As for the “validity” of art made with or connected to technology? When asked about this debate, Campbell just laughed, describing the question of “what is art?” as an endless argument.

“With all artwork – not just new media – it’s finding your own personal point of entry,” she said. “So when something like the fact that it’s just new media dominates the conversation, I think that actually does a disservice to the work, because there’s more than just technology happening in these works.”

One of Jeff Thompson's 3D printing designs is an accessory that allows him to hook up a stethoscope to his smartphone and record his heartbeat. Thompson is an associate professor of digital arts and new genres at the University of Nebraska-Lincoln. (photo by Hilary Stohs-Krause, NET News)

One of Jeff Thompson’s 3D printing designs is an accessory that allows him to hook up a stethoscope to his smartphone and record his heartbeat. Thompson is an associate professor of digital arts and new genres at the University of Nebraska-Lincoln. (photo by Hilary Stohs-Krause, NET News)

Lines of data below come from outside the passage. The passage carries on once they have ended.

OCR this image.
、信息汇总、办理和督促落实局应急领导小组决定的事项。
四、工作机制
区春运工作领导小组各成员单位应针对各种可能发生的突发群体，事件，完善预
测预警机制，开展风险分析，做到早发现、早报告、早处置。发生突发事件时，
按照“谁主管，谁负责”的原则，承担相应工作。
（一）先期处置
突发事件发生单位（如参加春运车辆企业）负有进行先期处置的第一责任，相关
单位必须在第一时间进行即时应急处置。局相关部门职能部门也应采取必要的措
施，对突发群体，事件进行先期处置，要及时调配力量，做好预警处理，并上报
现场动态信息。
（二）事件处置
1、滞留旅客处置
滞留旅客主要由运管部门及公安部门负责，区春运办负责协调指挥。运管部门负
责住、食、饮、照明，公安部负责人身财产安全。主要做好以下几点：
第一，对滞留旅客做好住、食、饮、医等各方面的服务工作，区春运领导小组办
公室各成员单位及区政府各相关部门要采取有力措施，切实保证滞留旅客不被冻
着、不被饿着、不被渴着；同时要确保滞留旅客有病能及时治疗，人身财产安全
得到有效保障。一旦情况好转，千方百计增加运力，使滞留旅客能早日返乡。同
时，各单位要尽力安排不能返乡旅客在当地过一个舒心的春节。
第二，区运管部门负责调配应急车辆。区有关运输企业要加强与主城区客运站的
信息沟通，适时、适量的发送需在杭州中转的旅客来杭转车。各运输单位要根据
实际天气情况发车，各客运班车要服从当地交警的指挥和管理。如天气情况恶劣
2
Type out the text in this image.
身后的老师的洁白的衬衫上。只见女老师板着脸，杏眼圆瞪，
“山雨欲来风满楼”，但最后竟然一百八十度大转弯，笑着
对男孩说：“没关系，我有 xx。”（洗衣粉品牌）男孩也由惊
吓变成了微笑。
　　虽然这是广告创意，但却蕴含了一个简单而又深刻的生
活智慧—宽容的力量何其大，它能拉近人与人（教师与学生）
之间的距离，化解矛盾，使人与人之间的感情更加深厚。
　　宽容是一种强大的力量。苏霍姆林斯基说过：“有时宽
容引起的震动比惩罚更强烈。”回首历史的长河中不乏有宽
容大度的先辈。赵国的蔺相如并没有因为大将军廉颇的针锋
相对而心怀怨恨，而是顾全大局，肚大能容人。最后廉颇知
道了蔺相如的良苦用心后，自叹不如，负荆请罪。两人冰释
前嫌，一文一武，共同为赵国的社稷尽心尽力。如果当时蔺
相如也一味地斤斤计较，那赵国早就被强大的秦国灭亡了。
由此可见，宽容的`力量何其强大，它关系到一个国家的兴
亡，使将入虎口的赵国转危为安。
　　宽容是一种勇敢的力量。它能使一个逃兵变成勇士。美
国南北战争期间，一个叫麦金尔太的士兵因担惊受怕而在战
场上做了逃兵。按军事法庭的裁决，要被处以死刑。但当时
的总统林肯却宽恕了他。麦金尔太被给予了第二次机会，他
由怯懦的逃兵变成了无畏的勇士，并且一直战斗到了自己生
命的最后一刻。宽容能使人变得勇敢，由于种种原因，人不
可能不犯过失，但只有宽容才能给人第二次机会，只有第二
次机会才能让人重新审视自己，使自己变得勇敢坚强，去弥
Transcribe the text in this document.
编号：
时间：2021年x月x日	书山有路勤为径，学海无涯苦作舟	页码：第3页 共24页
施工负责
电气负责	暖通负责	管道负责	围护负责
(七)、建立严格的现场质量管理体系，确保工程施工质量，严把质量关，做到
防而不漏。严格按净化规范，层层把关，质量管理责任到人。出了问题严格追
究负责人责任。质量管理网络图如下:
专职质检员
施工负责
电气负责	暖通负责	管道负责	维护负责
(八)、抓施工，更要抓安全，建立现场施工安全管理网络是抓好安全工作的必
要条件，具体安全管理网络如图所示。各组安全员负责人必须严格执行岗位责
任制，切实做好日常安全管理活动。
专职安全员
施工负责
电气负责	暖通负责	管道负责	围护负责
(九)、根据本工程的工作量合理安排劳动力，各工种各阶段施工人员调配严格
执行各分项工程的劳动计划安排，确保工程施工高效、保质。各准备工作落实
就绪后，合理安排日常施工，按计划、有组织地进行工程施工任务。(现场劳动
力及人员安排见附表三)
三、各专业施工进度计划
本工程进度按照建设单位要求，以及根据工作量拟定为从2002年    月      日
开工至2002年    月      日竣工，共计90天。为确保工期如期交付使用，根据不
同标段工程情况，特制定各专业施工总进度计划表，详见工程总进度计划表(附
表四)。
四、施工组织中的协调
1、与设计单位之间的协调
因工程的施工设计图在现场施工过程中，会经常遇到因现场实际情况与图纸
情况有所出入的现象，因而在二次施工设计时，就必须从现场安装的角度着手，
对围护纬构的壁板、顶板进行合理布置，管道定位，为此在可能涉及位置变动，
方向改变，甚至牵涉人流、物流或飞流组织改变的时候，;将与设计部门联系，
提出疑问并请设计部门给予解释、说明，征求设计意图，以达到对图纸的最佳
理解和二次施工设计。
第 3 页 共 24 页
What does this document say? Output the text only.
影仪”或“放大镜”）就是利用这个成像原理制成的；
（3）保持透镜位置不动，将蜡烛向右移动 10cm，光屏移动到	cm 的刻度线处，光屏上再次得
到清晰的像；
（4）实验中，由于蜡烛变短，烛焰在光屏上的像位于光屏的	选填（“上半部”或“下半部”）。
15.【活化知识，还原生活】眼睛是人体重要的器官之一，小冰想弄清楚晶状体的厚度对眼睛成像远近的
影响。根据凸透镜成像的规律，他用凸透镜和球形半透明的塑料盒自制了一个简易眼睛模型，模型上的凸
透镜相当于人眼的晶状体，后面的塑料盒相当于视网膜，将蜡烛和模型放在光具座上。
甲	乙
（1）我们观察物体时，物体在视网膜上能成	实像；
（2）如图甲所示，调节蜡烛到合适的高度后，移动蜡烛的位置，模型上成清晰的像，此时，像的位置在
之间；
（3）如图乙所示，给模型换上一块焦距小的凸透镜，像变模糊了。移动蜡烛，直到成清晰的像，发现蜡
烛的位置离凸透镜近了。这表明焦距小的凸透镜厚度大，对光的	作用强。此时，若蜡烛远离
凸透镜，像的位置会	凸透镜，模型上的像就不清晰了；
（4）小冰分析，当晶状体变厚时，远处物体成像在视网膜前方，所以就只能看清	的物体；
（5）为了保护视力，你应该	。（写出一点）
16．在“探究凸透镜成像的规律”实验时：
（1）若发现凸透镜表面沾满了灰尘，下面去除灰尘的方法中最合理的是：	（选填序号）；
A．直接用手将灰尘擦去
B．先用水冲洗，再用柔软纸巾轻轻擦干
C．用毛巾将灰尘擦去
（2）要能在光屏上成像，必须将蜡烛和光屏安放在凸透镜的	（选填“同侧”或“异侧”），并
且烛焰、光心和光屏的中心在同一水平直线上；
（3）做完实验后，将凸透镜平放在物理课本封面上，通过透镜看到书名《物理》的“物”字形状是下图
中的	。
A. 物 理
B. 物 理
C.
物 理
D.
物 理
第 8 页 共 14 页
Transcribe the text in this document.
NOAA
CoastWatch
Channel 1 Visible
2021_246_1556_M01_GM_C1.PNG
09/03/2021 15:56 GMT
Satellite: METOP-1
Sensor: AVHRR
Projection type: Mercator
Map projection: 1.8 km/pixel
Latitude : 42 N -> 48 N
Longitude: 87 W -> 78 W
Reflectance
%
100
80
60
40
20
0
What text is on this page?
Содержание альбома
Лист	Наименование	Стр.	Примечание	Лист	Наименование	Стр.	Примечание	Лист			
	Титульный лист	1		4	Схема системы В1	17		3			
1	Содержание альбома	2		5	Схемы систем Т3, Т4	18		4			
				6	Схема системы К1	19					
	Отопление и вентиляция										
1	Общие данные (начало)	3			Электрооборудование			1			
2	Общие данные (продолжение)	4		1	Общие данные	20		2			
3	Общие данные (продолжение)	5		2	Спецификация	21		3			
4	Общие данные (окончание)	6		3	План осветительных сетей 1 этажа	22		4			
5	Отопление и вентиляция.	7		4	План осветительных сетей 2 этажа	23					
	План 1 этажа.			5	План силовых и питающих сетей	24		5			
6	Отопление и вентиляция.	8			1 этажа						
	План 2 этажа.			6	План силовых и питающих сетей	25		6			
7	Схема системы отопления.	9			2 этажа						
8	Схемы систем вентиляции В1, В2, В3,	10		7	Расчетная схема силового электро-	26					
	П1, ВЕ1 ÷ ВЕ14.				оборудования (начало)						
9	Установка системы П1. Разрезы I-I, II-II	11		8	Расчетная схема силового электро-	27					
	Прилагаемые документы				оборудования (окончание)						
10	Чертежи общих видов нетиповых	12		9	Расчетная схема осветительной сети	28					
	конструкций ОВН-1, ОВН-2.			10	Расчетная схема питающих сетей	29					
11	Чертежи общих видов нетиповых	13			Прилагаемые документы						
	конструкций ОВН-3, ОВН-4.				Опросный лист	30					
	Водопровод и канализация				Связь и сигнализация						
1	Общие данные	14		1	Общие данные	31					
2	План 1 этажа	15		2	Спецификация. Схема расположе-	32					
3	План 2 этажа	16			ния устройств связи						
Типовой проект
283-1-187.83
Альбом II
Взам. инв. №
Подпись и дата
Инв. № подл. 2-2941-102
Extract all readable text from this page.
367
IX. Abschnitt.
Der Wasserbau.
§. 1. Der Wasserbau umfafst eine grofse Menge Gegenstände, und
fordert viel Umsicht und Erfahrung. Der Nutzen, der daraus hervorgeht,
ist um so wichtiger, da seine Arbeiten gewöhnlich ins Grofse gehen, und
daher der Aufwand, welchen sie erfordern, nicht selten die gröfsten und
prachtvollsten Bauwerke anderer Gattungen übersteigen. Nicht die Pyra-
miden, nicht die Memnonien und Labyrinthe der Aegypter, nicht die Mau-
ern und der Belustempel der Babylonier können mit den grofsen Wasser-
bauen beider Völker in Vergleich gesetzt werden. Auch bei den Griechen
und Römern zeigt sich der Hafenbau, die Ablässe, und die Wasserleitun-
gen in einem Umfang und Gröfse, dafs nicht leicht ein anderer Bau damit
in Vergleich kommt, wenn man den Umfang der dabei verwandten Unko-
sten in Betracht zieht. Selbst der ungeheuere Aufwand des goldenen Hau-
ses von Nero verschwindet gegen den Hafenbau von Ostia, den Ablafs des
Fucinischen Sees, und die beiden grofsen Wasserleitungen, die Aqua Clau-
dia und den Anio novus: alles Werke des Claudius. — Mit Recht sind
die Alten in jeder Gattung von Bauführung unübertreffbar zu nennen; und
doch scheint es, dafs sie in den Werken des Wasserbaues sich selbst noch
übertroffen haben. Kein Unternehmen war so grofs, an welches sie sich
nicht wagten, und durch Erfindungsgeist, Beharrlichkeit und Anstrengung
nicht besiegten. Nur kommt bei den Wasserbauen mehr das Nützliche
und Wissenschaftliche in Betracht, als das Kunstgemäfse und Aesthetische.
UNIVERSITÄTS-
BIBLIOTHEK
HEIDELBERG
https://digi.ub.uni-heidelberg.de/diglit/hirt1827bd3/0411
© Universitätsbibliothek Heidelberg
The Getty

Digital technology is just another tool, Thompson said, no different from a paintbrush or a chisel.

And we’re really just scratching the surface of what’s possible, he added.

“There’s so much happening. And there’s so many different things, and they’re all really exciting,” Thompson said. “And if you open that door and you look down, it’s just this spiraling wormhole of exciting things happening.”

Who knows what they’ll come up with next.